How MTV Uses Its Connection To Kids To Push Social Change

images (1)

From Fast Company:

In between monitoring unannounced celebrity cameos at the VMAs and overseeing the creation of the next hit TV show, Stephen Friedman, MTV’s president, prioritizes a company-wide dedication to social responsibility. When he hears statistics about high teen pregnancy rates, Darfur’s mass genocide, or the frequency of depression among youth in the U.S., he sees an opportunity to impact MTV’s audience for good. Fascinated by the media’s ability to catalyze change, Friedman joined MTV in 1998 to kick off the company’s first department of Strategic Partnerships and Public Affairs. Now that he is president, business and social responsibility are a fluid entity. Friedman’s generosity is deeply embedded, it’s simply part of his core, and he works tirelessly to ensure that the social values MTV was founded upon–and which parent company Viacom strongly support–are amplified.

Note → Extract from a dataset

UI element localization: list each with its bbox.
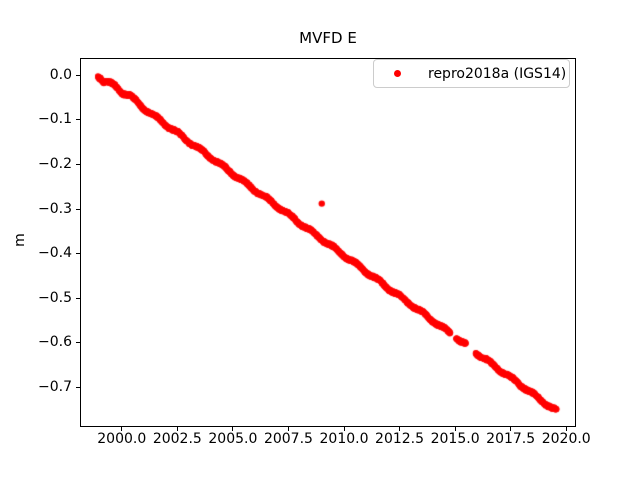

As head of the Strategic and Public Affairs department, and later as head of mtvU — MTV’s college network–he realized that college students could be united and mobilized in a powerful way. In 2004, when students on university campuses were outraged over the conflict in Darfur, Friedman took advantage of MTV’s unique position among this young demographic to empower them to make a difference. Friedman went to college students and crowd-sourced the creation of a viral video game that would educate players about the conflict, a risky idea that MTV backed. Upon the game’s release, it received a great reception with millions of plays and translation into multiple languages. By putting faith in the Darfur Is Dying game, Friedman and his team not only validated his audience’s voices but also helped spur a massive conversation. MTV was awarded the Governor’s Emmy Award, one of media’s most coveted recognitions, gaining the nation’s attention and prodding other media outlets to step up their game. “That was a powerful moment of trusting the audience,” Friedman said. “Also the idea that this little channel, mtvU, that people hadn’t really heard about, had suddenly raised this awareness in a much broader global way based on a video game.”